AutoPeptideML allows researchers without prior knowledge of machine learning to build models that are:

- **Trustworthy:** Robust evaluation following community guidelines for ML evaluation reporting in life sciences [DOME](https://www.nature.com/articles/s41592-021-01205-4).
- **Interpretable:** Output contains a PDF summary of the model evaluation explaining how to interpret the results to understand how reliable the model is.
- **Reproducible:** Output contains all necessary information for other researchers to reproduce the training and verify the results.
- **State-of-the-art:** Models generated with this system are competitive with state-of-the-art handcrafted approaches.

To use version 1.0, which may be necessary for retrocompatibility with previously built models, please defer to the branch: [AutoPeptideML v.1.0.6](https://github.com/IBM/AutoPeptideML/tree/apml-1.0.6)

## Contents

<details open markdown="1"><summary><b>Table of Contents</b></summary>

- [Model builder](#helper)
- [Prediction](#prediction)
- [Benchmark Data](#benchmark)
- [Intallation Guide](#installation)
- [Documentation](#documentation)
- [License](#license)
- [Acknowledgements](#acknowledgements)
 </details>


## Model builder <a name="helper"></a>

In order to build a new model, AutoPeptideML (v.2.0), introduces a new utility to automatically prepare an experiment configuration file, to i) improve the reproducibility of the pipeline and ii) to keep a user-friendly interface despite the much increased flexibility.

```bash
autopeptideml prepare-config
```
This launches an interactive CLI that walks you through:

- Choosing a modeling task (classification or regression)
- Selecting input modality (macromolecules or sequences)
- Loading and parsing datasets (csv, tsv, or fasta)
- Defining evaluation strategy
- Picking models and representations
- Setting hyperparameter search strategy and training parameters


You’ll be prompted to answer various questions like:

```
- What is the modelling problem you're facing? (Classification or Regression)

- How do you want to define your peptides? (Macromolecules or Sequences)

- What models would you like to consider? (knn, adaboost, rf, etc.)
```

And so on.

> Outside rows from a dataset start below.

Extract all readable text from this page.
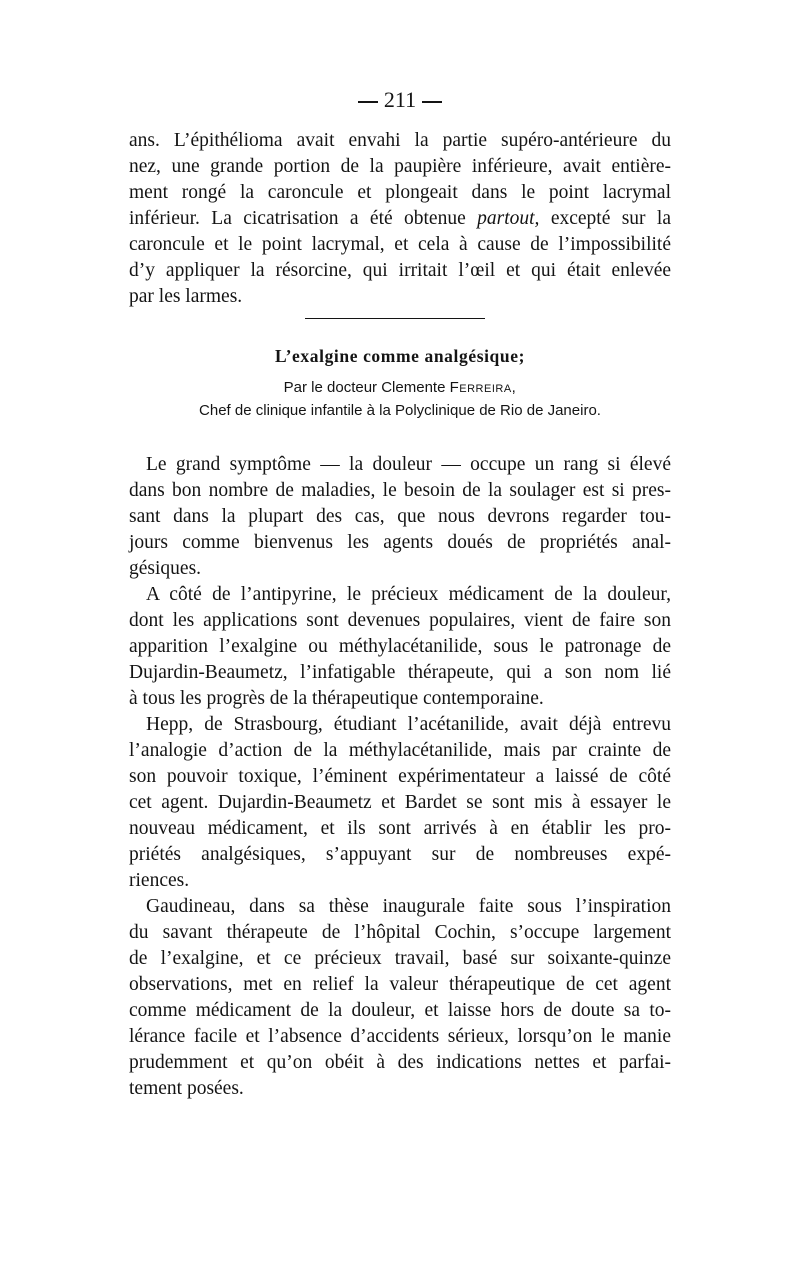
211
ans. L’épithélioma avait envahi la partie supéro-antérieure du
nez, une grande portion de la paupière inférieure, avait entière-
ment rongé la caroncule et plongeait dans le point lacrymal
inférieur. La cicatrisation a été obtenue partout, excepté sur la
caroncule et le point lacrymal, et cela à cause de l’impossibilité
d’y appliquer la résorcine, qui irritait l’œil et qui était enlevée
par les larmes.
L’exalgine comme analgésique;
Par le docteur Clemente Ferreira,
Chef de clinique infantile à la Polyclinique de Rio de Janeiro.
Le grand symptôme — la douleur — occupe un rang si élevé
dans bon nombre de maladies, le besoin de la soulager est si pres-
sant dans la plupart des cas, que nous devrons regarder tou-
jours comme bienvenus les agents doués de propriétés anal-
gésiques.
A côté de l’antipyrine, le précieux médicament de la douleur,
dont les applications sont devenues populaires, vient de faire son
apparition l’exalgine ou méthylacétanilide, sous le patronage de
Dujardin-Beaumetz, l’infatigable thérapeute, qui a son nom lié
à tous les progrès de la thérapeutique contemporaine.
Hepp, de Strasbourg, étudiant l’acétanilide, avait déjà entrevu
l’analogie d’action de la méthylacétanilide, mais par crainte de
son pouvoir toxique, l’éminent expérimentateur a laissé de côté
cet agent. Dujardin-Beaumetz et Bardet se sont mis à essayer le
nouveau médicament, et ils sont arrivés à en établir les pro-
priétés analgésiques, s’appuyant sur de nombreuses expé-
riences.
Gaudineau, dans sa thèse inaugurale faite sous l’inspiration
du savant thérapeute de l’hôpital Cochin, s’occupe largement
de l’exalgine, et ce précieux travail, basé sur soixante-quinze
observations, met en relief la valeur thérapeutique de cet agent
comme médicament de la douleur, et laisse hors de doute sa to-
lérance facile et l’absence d’accidents sérieux, lorsqu’on le manie
prudemment et qu’on obéit à des indications nettes et parfai-
tement posées.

The final config is written to:

```
<outputdir>/config.yml
```

This config file allows for easy reproducibility of the results, so that anyone can repeat the training processes. You can check the configuration file and make any changes you deem necessary. Finally, you can build the model by simply running:

```
autopeptideml build-model --config-path <outputdir>/config.yml
```

## Prediction <a name="prediction"></a>

In order to use a model that has already built you can run:

```bash
autopeptideml predict <model_outputdir> <features_path> <feature_field> --output-path <my_predictions_path.csv>
```

Where `<features_path>` is the path to a `CSV` file with a column `features_field` that contains the peptide sequences/SMILES. The output file `<my_predictions_path>` will contain the original data with two additional columns `score` (which are the predictions) and `std` which is the standard deviation between the predictions of the models in the ensemble, which can be used as a measure of the uncertainty of the prediction.

## Benchmark data <a name="benchmark"></a>

Data used to benchmark our approach has been selected from the benchmarks collected by [Du et al, 2023](https://academic.oup.com/bib/article-abstract/24/3/bbad135/7107929). A new set of benchmarks was constructed from the original set following the new data acquisition and dataset partitioning methods within AutoPeptideML. To download the datasets:

- **Original UniDL4BioPep Benchmarks:** Please check the project [Github Repository](https://github.com/dzjxzyd/UniDL4BioPep/tree/main).
- **⚠️ New AutoPeptideML Benchmarks (Amended version):** Can be downloaded from this [link](https://drive.google.com/u/0/uc?id=1UmDu773CdkBFqkitK550uO6zoxhU1bUB&export=download). Please note that these are not exactly the same benchmarks as used in the paper (see [Issue #24](https://github.com/IBM/AutoPeptideML/issues/24) for more details).
- **PeptideGeneralizationBenchmarks:** Benchmarks evaluating how peptide representation methods generalize from canonical (peptides composed of the 20 standard amino acids) to non-canonical (peptides with non-standard amino acids or other chemical modifications). Check out the [paper pre-print](https://chemrxiv.org/engage/chemrxiv/article-details/67d2f3ae81d2151a023d64f8). They have their own dedicated repository: [PeptideGeneralizationBenchmarks Github repository](https://github.com/IBM/PeptideGeneralizationBenchmarks).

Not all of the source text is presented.